I must be missing something. Glacier storage is 1 penny per GB per month, but to OWN a hard drive is just 3 cents per GB. So even with 4 copies of all your data, you make up your costs after just a year compared to GLACIER storage, which isn't anything in performance or access compared to having your drive right there. And standard S3 storage is 3 cents per GB. There isn't a single cloud storage option out there that really makes sense to me price-wise unless you REALLY want a single, large worst-case-scenario situation backup offsite, which is fair enough... But aside from that...just buy a bunch of well-priced drives, separate them, and call it a day.
I'm going to accept this as progress and wait for WD to release their version.
The article and comments were a shot from the past for me. Way back when, I remember an article titled something like "Lies, Damn Lies, and MTBF Statistics" as a warning not to take the published stats seriously. That said, my personal track record with Seagate drives has been very bad (to be fair, I was living above 8000' at the time, and disks suffer at high altitude), and after some research I now am sticking to those produced by Western Digital. I still have some Seagates in my RAID box but as they fail (which they do) I am replacing them with hot-spare WD disks.
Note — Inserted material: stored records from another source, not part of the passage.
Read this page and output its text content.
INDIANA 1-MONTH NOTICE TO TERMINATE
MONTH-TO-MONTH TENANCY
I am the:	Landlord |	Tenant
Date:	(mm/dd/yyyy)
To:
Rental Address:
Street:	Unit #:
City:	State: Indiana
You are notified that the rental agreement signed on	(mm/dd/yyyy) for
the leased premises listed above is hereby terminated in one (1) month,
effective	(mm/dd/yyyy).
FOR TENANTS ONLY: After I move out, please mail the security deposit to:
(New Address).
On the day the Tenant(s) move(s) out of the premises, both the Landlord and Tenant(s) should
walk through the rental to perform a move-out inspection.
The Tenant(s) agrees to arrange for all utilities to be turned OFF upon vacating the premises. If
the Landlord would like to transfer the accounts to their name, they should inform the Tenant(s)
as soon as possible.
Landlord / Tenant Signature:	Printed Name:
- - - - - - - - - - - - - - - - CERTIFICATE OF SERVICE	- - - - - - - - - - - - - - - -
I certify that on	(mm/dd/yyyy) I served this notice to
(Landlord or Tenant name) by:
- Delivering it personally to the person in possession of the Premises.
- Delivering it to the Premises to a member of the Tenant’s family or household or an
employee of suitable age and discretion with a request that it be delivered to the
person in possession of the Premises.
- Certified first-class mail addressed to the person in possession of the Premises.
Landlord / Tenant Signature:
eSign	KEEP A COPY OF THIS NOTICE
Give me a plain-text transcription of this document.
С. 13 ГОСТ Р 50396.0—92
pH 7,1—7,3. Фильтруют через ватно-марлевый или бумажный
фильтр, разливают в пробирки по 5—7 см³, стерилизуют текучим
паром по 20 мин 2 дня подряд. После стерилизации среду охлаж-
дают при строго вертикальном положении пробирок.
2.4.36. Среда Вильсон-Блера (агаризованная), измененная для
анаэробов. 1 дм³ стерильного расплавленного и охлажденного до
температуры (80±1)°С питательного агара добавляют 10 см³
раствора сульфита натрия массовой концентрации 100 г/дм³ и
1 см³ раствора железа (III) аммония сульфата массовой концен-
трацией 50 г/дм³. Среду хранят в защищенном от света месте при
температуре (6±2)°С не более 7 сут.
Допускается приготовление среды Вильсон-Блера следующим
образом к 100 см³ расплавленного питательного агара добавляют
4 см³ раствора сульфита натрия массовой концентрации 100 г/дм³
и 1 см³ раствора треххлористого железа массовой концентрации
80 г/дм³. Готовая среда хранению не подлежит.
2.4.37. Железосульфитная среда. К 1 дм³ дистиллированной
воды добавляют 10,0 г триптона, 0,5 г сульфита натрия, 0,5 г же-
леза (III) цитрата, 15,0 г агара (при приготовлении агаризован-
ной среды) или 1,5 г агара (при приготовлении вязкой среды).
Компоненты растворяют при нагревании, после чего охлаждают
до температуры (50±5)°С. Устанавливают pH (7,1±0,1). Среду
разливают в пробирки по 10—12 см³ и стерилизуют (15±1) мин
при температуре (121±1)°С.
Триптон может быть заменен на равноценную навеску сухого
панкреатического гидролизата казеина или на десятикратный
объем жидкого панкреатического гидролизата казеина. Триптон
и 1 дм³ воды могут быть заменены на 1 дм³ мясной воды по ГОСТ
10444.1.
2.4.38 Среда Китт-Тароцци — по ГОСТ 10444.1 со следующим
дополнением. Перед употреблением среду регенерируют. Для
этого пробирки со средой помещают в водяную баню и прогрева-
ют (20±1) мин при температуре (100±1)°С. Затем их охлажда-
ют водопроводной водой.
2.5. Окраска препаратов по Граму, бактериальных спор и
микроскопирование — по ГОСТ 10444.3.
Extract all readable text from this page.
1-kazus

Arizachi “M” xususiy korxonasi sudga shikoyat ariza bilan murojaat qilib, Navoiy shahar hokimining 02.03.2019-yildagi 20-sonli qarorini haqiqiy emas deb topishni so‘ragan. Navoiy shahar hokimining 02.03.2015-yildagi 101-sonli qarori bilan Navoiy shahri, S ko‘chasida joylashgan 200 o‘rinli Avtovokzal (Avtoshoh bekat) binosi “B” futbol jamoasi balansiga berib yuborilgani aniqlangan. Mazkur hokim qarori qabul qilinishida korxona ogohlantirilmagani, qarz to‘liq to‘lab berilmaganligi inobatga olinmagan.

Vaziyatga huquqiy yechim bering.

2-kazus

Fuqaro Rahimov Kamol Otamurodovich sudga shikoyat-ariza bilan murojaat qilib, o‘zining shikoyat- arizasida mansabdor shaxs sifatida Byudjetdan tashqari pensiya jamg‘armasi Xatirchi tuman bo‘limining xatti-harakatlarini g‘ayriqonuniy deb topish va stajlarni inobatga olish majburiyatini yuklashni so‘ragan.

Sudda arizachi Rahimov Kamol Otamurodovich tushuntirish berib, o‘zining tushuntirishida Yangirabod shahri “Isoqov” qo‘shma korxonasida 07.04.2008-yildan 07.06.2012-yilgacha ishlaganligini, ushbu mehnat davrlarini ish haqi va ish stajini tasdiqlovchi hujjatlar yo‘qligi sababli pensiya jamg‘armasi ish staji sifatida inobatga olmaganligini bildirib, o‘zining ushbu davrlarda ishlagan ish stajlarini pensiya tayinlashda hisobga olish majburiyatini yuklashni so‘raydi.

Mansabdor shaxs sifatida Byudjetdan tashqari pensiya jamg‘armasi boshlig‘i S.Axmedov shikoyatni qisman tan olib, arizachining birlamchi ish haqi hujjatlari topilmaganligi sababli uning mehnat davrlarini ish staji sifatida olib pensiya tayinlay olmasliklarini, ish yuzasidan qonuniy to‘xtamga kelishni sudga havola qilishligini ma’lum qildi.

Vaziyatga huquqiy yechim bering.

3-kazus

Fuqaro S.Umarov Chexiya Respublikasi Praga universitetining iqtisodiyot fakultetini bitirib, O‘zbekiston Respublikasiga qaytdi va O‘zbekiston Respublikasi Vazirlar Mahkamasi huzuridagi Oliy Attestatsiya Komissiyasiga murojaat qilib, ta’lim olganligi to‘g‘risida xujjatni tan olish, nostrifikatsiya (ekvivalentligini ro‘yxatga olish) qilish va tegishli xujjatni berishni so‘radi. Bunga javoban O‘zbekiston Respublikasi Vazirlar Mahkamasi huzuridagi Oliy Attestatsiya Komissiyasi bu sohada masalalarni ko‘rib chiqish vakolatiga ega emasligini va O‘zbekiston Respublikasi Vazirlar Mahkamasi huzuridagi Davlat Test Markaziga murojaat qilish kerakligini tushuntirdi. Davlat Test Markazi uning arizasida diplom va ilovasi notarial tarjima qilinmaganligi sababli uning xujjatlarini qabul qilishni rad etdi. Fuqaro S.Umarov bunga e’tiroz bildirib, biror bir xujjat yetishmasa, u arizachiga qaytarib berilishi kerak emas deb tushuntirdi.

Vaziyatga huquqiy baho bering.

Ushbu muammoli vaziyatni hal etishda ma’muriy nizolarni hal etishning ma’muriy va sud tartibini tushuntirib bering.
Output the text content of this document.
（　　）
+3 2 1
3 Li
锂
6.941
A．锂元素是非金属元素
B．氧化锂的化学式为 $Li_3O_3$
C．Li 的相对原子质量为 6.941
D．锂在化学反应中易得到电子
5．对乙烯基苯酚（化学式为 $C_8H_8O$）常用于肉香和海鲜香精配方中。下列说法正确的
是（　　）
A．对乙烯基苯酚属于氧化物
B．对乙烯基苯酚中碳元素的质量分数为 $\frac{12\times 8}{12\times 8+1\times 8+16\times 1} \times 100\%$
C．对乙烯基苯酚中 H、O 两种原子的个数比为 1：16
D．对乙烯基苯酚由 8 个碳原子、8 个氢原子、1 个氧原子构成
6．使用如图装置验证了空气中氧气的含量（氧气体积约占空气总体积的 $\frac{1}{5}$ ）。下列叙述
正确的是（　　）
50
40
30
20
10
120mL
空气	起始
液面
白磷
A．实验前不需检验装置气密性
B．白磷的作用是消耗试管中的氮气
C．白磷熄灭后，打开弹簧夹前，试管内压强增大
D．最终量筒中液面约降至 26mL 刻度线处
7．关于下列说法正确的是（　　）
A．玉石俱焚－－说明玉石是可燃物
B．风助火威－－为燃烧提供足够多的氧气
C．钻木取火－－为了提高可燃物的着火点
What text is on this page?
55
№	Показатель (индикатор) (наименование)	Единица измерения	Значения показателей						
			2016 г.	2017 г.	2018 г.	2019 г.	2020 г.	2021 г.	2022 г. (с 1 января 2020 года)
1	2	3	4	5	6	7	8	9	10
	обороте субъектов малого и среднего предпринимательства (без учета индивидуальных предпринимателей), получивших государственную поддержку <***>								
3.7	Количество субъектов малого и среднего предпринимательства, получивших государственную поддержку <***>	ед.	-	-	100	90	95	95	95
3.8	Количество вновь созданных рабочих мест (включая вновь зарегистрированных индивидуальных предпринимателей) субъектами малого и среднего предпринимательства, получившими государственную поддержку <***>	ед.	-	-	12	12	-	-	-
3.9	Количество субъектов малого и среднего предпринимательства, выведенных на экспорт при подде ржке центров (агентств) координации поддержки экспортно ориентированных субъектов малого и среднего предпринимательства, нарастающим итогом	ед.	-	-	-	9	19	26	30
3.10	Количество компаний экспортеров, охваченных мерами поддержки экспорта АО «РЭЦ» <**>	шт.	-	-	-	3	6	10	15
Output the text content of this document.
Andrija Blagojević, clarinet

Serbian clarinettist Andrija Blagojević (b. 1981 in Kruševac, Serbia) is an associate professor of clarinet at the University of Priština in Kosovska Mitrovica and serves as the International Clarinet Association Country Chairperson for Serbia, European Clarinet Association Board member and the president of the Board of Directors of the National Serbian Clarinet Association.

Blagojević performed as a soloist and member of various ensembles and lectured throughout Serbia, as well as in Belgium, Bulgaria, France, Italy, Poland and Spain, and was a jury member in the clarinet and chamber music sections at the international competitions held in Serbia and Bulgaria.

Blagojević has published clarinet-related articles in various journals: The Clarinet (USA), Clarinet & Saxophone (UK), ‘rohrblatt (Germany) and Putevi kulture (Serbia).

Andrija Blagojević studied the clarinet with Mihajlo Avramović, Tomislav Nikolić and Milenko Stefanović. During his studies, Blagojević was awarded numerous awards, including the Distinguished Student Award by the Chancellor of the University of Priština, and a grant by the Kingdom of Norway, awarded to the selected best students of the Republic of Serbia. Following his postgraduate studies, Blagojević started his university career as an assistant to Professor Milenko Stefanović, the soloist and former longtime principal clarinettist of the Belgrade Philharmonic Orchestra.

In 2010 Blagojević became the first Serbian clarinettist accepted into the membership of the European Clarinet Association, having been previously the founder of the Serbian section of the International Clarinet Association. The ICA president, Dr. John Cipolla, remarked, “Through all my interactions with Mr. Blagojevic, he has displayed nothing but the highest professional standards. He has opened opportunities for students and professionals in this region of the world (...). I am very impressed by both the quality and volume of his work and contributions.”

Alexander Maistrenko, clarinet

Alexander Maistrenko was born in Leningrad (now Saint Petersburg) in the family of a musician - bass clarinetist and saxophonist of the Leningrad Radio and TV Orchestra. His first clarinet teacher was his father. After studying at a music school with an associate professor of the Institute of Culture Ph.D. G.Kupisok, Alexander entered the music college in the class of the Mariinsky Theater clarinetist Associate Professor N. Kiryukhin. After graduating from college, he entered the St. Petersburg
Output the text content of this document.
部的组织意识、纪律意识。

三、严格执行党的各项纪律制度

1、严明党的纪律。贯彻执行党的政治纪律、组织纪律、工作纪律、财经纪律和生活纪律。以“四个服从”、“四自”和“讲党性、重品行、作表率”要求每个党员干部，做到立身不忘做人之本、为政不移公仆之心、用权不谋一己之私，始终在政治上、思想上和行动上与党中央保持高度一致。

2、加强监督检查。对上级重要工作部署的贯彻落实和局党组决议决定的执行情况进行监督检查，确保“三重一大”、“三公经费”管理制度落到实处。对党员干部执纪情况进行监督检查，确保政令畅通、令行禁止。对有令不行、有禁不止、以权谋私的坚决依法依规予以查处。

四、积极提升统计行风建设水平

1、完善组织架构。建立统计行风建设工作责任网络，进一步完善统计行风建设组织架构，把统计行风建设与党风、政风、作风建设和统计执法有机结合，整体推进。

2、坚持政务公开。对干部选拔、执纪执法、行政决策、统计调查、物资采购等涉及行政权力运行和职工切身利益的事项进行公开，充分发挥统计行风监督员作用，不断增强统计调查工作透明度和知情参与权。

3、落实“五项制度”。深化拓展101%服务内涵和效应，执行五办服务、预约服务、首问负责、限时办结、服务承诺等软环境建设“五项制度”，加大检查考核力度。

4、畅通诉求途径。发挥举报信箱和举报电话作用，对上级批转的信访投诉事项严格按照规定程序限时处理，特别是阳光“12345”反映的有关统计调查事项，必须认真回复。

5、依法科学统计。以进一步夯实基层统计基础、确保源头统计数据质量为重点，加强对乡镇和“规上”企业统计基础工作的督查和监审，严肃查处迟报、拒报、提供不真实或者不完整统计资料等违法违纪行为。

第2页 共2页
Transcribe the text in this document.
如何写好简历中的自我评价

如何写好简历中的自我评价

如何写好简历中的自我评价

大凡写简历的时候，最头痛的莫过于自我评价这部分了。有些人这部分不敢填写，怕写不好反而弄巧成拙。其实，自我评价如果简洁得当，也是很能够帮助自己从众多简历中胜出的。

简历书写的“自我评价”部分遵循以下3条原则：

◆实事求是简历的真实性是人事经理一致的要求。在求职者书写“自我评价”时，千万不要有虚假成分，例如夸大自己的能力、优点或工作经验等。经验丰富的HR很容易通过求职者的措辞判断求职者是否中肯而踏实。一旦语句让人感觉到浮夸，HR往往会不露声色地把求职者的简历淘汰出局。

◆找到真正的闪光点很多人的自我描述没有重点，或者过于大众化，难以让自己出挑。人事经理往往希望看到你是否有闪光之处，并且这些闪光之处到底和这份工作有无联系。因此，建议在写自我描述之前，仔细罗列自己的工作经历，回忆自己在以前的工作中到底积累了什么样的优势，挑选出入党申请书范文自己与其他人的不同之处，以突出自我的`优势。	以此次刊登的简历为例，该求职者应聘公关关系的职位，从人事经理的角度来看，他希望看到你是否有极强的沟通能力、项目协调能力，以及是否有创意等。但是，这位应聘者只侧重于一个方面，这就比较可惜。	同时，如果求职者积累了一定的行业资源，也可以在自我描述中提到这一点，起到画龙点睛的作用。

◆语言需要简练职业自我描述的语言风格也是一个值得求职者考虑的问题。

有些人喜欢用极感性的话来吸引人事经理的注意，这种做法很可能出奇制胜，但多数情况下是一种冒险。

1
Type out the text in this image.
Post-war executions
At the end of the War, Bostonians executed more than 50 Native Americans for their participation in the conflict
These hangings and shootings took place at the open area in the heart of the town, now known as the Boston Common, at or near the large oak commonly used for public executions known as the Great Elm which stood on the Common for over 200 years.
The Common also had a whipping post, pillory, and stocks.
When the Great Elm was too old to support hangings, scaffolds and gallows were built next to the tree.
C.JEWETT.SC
All the big manufacturers are now producing 8TB disks, as far as I can tell. Me, I'm still sticking with RAID 1, 5, and 10 2TB-disk arrays.
When the competition is about four times the cost, though...it just doesn't make much sense. I suppose we'll have to wait and see how reliable these are...early adopters will obviously be the ones to pay the price if something goes wrong, as they always are.
I really feel like SMR is about cramming more data on the platter so it stores more, not that it is at all safer or will have a longer life. In fact, it might even have a shorter life because it may require more precision to read. It all depends on whether "archive" is used to mean "reliable long-term storage" or just "more storage."
I've had two Seagates go bad on me in one year. While everything I have is backed up, I couldn't even imagine losing 8TB's worth of info from a drive failure and there are plenty of newbies out there who don't back up.